Après Guy Verhofstadt, c’est au tour de Fadila Laanan d’être interviewée par Béatrice Delvaux pour « les racines élémentaires ». Chapitre 6 : Elio, le PS, Anderlecht, des rencontres cruciales.

Comme Elio Di Rupo ?

C’est vrai ! Je l’ai rencontré en 93, quand j’étais juriste au cabinet de la culture et lui, ministre de l’audiovisuel. J’étais fascinée par le fait que la Belgique soit capable d’avoir un ministre d’origine italienne et modeste. De plus, c’était la présidence européenne et Elio avait cartonné avec « L’esprit de Mons » qui reste un élément fort des politiques culturelles aujourd’hui et a nourri la perception qu’on a de la culture dans sa dimension de diversité culturelle. C’est quand il devient président du parti qu’il s’intéresse à moi. Pas parce que je suis exceptionnelle, mais parce que des gens dans son entourage lui parlent de moi. Il me contacte pour être sur la liste du Sénat en 2003. C’est la personne dans le parti pour laquelle j’ai le plus d’admiration, de l’admiration, de fidélité et de loyauté. Il m’a mise en évidence, il a eu confiance en moi. Pas touche à Elio. Je suis une Elio girl affirmée et je l’assume. Certains diront que c’est du lèche-bottisme mais je m’en fiche complètement. Quand il a eu des moments difficiles au parti, jamais je n’ai renoncé à être un des ses fervents soutiens. Certains me disaient que je prenais le risque de tout perdre, s’il disparaissait. Mais je préférais partir la tête de haute et en me regardant en face plutôt que de trahir quelqu’un comme lui. J’admire également beaucoup Laurette.

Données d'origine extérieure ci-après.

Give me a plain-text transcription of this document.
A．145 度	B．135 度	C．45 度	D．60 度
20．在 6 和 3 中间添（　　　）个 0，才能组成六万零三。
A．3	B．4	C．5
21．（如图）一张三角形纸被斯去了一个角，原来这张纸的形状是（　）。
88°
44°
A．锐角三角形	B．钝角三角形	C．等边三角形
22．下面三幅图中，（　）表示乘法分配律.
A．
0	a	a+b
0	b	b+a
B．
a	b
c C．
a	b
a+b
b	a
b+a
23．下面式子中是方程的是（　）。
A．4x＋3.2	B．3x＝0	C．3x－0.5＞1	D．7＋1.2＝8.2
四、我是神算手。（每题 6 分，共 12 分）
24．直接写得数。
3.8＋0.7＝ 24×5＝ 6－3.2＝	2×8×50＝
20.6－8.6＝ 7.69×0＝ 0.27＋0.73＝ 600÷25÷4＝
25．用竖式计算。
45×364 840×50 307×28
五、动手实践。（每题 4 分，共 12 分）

Vous auriez pu être autre chose que socialiste ?

Impossible. J’ai été proche d’Ecolo dans mon association, « Jeunesse maghrébine » notamment. J’aime beaucoup Isabelle Durant, André Douard. Mais les valeurs du PS me semblaient être celles qui me correspondaient le plus et correspondaient le plus à mon histoire. Et même quand j’ai été mal parce que je n’ai pas toujours été bien traitée dans mon parti (pas par le fédéral, mais dans les sections), je ne me suis jamais vue ailleurs que là. Si, un jour, je quittais le PS, je ne serais plus active politiquement.

Etre ministre, c’était la consécration ultime de l’intégration ?

La consécration pour moi, c’est lorsque j’ai été élue comme conseillère communale en 2000 a Anderlecht. C’était la première fois où j’ai été élue. C’est là que j’estime avoir vécu quelque chose de fort. J’ai été reconnue par des gens qui avaient confiance en moi : 668 personnes ont mis un petit point à côté de mon nom et m’ont donné leur confiance, pour être à leur service.

Quelle est votre situation pour les élections communales d’octobre à Anderlecht ?

Je pousse la liste. Il y eu une bagarre et puis, on a trouvé un accord via un arbitrage au niveau de la Fédération bruxelloise. A un moment, j’avais presque renoncé à être candidate mais suite aux réactions des gens, je me suis dit que je n’avais pas le droit de rompre la confiance qu’ils avaient placée en moi. Nous avons donc conclu un accord serein, avec beaucoup de fraternité, dans l’intérêt du parti et des habitants d’Anderlecht. On va essayer de reprendre le mayorat.